LISBONA – Nell’ambito della Giornata Mondiale della Gioventù di Lisbona 2023 Papa Francesco ha visitato la sede di Scholas Occurrentes a Cascais. Un incontro emozionante che ha incluso diverse testimonianze e domande da parte dei giovani studenti che hanno partecipato alla costruzione di un murale lungo oltre tre chilometri.
Il primo a parlare con Papa Francesco è stato Aladje Dabo, un giovane musulmano che studia alla Schola: “Quando mi è stato presentato il progetto, non ho avuto dubbi nell’accettarlo e abbracciarlo perché questo è uno spazio in cui tutti possono condividere i propri sentimenti e a cui tutti appartengono, indipendentemente dal loro credo o dalla loro origine”.
Riferendosi al murale creato da più di 200 persone, Aladje ha chiesto al Papa perché Scholas è uno spazio dove è possibile realizzare un’opera d’arte. “Scholas Occurrentes è uno spazio che rende possibile questo, in cui tutti si sentono rispettati, ma è un rispetto dinamico che porta all’azione”, ha risposto il Pontefice.
Paulo Esaka da Silva, giovane evangelico, ha ricordato le sue visite a varie comunità e ha sottolineato le diverse persone e realtà che ha incontrato, molte delle quali in un clima di “caos”: “Questo ci ha dato l’opportunità di approfondire la scoperta dei veri sentimenti e del dolore di queste persone, che esse hanno toccato il mio cuore. I dolori di queste persone fanno parte del nostro cuore?”.
Papa Francesco ha iniziato lasciando da parte il “caos” e concentrandosi sulla “crisi” che ognuno di noi sta vivendo nella propria vita. Dopo aver spiegato l’origine della parola “crisi”, il Santo Padre ha sottolineato che “una vita senza crisi è una vita asettica. Se vi offro dell’acqua distillata, non vi piacerà. Anche se non ha crisi, non sa di niente, non piace a nessuno”.

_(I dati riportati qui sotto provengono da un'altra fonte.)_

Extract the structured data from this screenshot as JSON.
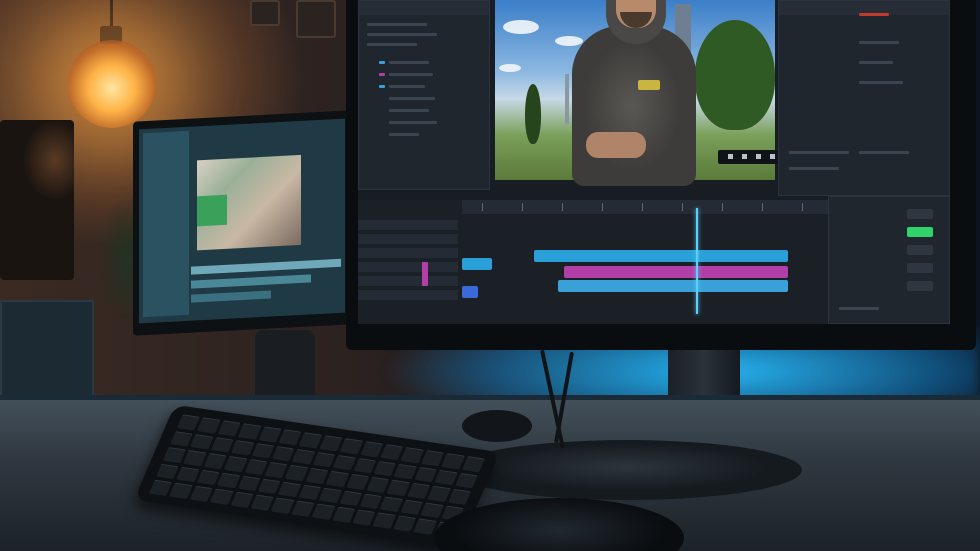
{
  "scene": {
    "accent_blue": "#2ac0ff",
    "lamp_color": "#ffb347",
    "clip_colors": [
      "#2a9fd8",
      "#b23fa8",
      "#3aa0d8",
      "#8a3ad0",
      "#5a7ad8"
    ],
    "icons": [
      "pendant-lamp-icon",
      "keyboard-icon",
      "mouse-icon",
      "monitor-icon",
      "play-icon"
    ]
  }
}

Photo: ©️ Joao Lopes Cardoso / JMJ Lisboa 2023
Mariana Barradas è stata l’ultima giovane a rivolgersi a Papa Francesco ricordando il “caos” e la “crisi” che ha vissuto e che ha trasmesso al murale, poiché è la rappresentazione del “caos” e delle “crisi” delle varie persone che hanno partecipato alla costruzione del murale. “Sembrano solo linee casuali, ma a un certo punto ci si ferma e si vedono colori, forme e questo dimostra che possiamo ottenere più di quello che possiamo vedere e sentire.
“È stato molto bello quello che hai detto sul caos. Qualcuno ha detto che la vita umana è fare un cosmo dal caos, partire dal non senso per arrivare a qualcosa di significativo e invitante. Tutti noi abbiamo questi momenti di caos. È qui che abbiamo bisogno del lavoro personale e di un gruppo come il vostro. La verità sta nel vostro messaggio e nel percorso che fate per arrivare al fronte. Il cammino di ognuno di noi cerca di trasformare il caos in cosmo”, ha detto Papa Francesco.

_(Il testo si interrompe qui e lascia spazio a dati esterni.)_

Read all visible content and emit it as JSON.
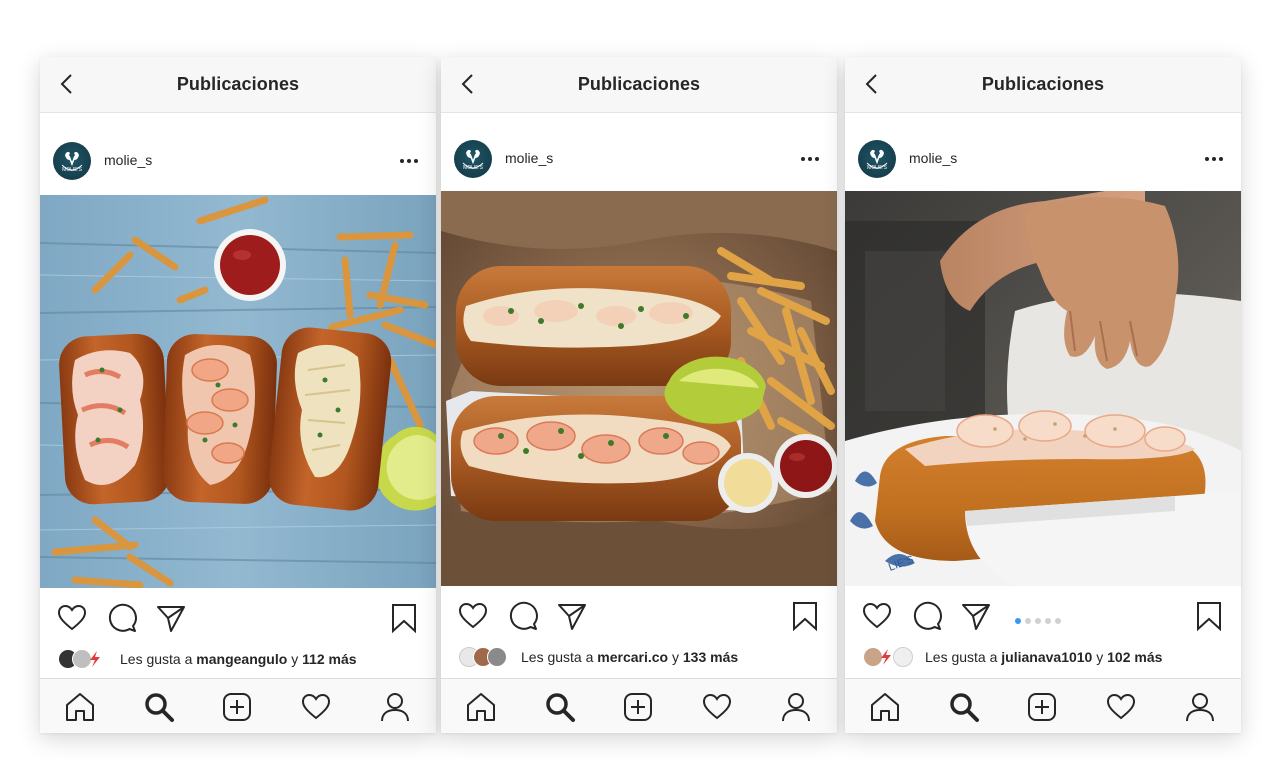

Mariana ha anche offerto un pennello al Santo Padre, simbolo di tutti coloro che hanno costruito questo murale. Alla fine Papa Francesco ha dato l’ultima pennellata a questo murale permettendo così di “fare il salto nel mondo virtuale”. Infatti questo pennello è collegato a distanza con altri Paesi, come Capo Verde, dove i giovani hanno potuto seguire l’evento attraverso internet.
Papa Francesco ha anche chiesto a tutti i giovani “pregate per me e, se non pregate, almeno mandatemi una buona energia”, quindi ha benedetto e innaffiato un ulivo piantato nel giardino dell’edificio per ricordare questo momento, come tradizione di Scholas, accompagnato dalla voce di Cuca Roseta, una bravissima cantante portoghese che ha interpretato l'”Alleluia” e l'”Ave Maria”.